No, it’s not just a line from the movie Sydney White, it’s a call to anyone who has experienced rejection from their peers and remains comfortable in their own skin. One way I’ve come to terms with who I am is taking care of myself and finding people like me who aren’t afraid to stand out. Many of us spend our lives ashamed that we are forced to stand out because we aren’t lucky enough to have a choice in social situations. The minute we are proud of our strengths and our weaknesses, bullies can’t use our weaknesses against us.

After my very first bullying experience, It took a long time for me to get out of my victim mentality, put my needs first, and discover what I value. Most people who struggle with bullying and exclusion value quality relationships like everyone else, but have a hard time finding their community. The hardest part about being excluded was not the bullying itself, but how the aftermath of bullying affected my relationships with others in that environment.

Once the bullying stopped, there was an unspoken stigma amongst my peers. No matter how many times I tried to make new friends, none of my attempts to move forward worked. I treated making new friends as a goal, but the problem with that was you can’t always control someones’ feelings like you can with other things. What I could have done is keep doing what I love, be more discerning with friendships, and then the right people would find me. I learned how some people close their minds to the targets of bullying without question, feel too scared to stand apart from the crowd, choose to play it safe. As a result of this rejection, I thought something was wrong with me.

There was nothing wrong with me, and I’m sorry for spending so long being ashamed of myself. I spent years trying the please people who didn’t like me, hiding parts of myself, and even taking the right friends for granted so I could fit in.

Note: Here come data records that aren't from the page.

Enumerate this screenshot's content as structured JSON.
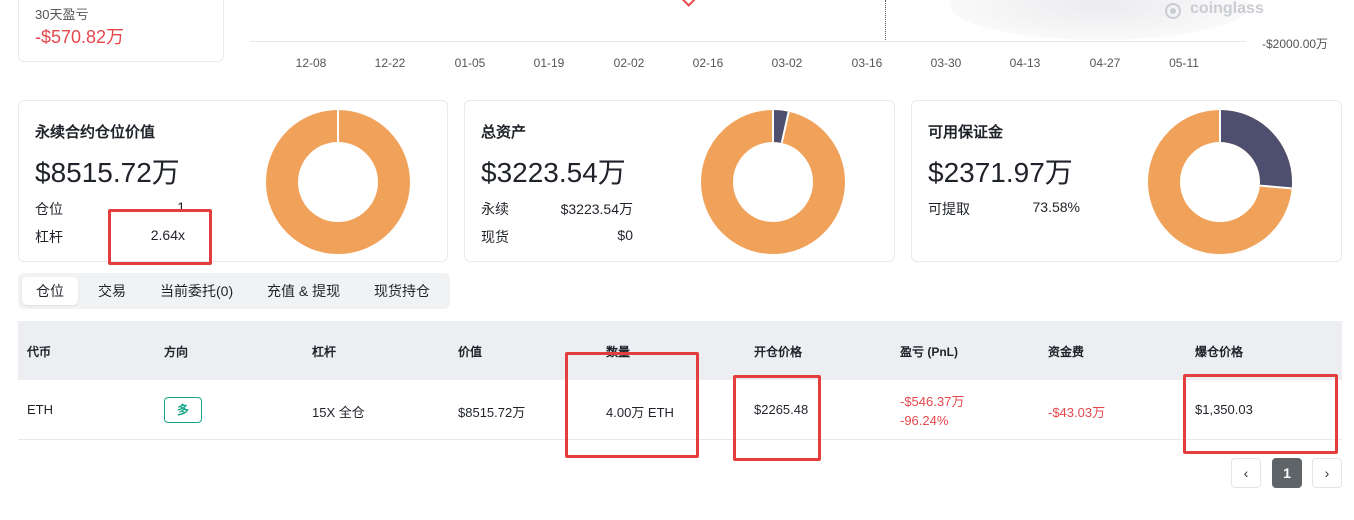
{
  "top_chart": {
    "pnl_label": "30天盈亏",
    "pnl_value": "-$570.82万",
    "x_ticks": [
      "12-08",
      "12-22",
      "01-05",
      "01-19",
      "02-02",
      "02-16",
      "03-02",
      "03-16",
      "03-30",
      "04-13",
      "04-27",
      "05-11"
    ],
    "y_neg_label": "-$2000.00万",
    "watermark": "coinglass"
  },
  "cards": {
    "perp": {
      "title": "永续合约仓位价值",
      "value": "$8515.72万",
      "rows": [
        {
          "label": "仓位",
          "value": "1"
        },
        {
          "label": "杠杆",
          "value": "2.64x"
        }
      ],
      "donut_fraction": 1.0
    },
    "assets": {
      "title": "总资产",
      "value": "$3223.54万",
      "rows": [
        {
          "label": "永续",
          "value": "$3223.54万"
        },
        {
          "label": "现货",
          "value": "$0"
        }
      ],
      "donut_fraction": 0.965
    },
    "margin": {
      "title": "可用保证金",
      "value": "$2371.97万",
      "rows": [
        {
          "label": "可提取",
          "value": "73.58%"
        }
      ],
      "donut_fraction": 0.7358
    }
  },
  "tabs": [
    "仓位",
    "交易",
    "当前委托(0)",
    "充值 & 提现",
    "现货持仓"
  ],
  "table": {
    "headers": [
      "代币",
      "方向",
      "杠杆",
      "价值",
      "数量",
      "开仓价格",
      "盈亏 (PnL)",
      "资金费",
      "爆仓价格"
    ],
    "row": {
      "token": "ETH",
      "direction": "多",
      "leverage": "15X 全仓",
      "value": "$8515.72万",
      "amount": "4.00万 ETH",
      "entry_price": "$2265.48",
      "pnl": "-$546.37万",
      "pnl_pct": "-96.24%",
      "funding": "-$43.03万",
      "liq_price": "$1,350.03"
    }
  },
  "pagination": {
    "prev": "‹",
    "page": "1",
    "next": "›"
  },
  "colors": {
    "orange": "#f0a25a",
    "navy": "#4e4f6e",
    "red": "#e5484d",
    "green": "#18a58a",
    "highlight": "#e43d3d"
  }
}
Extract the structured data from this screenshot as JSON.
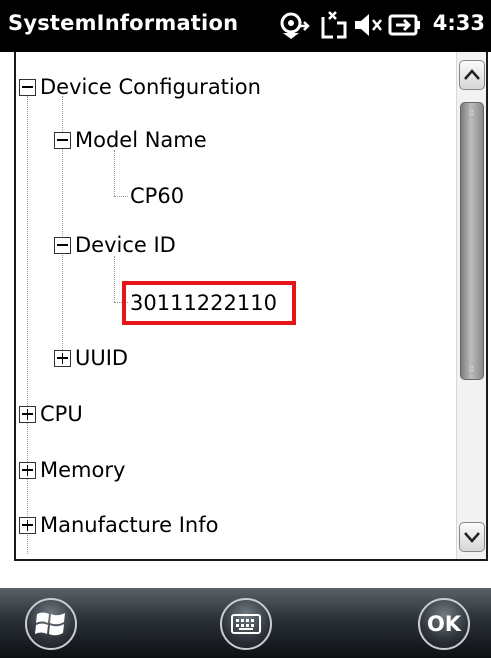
{
  "app": {
    "title": "SystemInformation",
    "time": "4:33"
  },
  "status_icons": [
    "roaming-signal-icon",
    "no-connection-icon",
    "speaker-muted-icon",
    "battery-charging-icon"
  ],
  "tree": {
    "device_configuration": "Device Configuration",
    "model_name": "Model Name",
    "model_value": "CP60",
    "device_id": "Device ID",
    "device_id_value": "30111222110",
    "uuid": "UUID",
    "cpu": "CPU",
    "memory": "Memory",
    "manufacture_info": "Manufacture Info"
  },
  "bottom_bar": {
    "ok_label": "OK"
  },
  "colors": {
    "highlight": "#e8141c",
    "titlebar": "#000000"
  }
}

Most people are afraid to stand out and put so much weight into what other people think. If they genuinely don’t care about the opinions of others, it typically happens when they are older. Most people want to avoid problems which is why bullies have so much power. We can stop putting up with bullies by taking care of ourselves, owning who we are, and finding a community of dorks like myself who struggled with shame and being forced to stand apart from the crowd.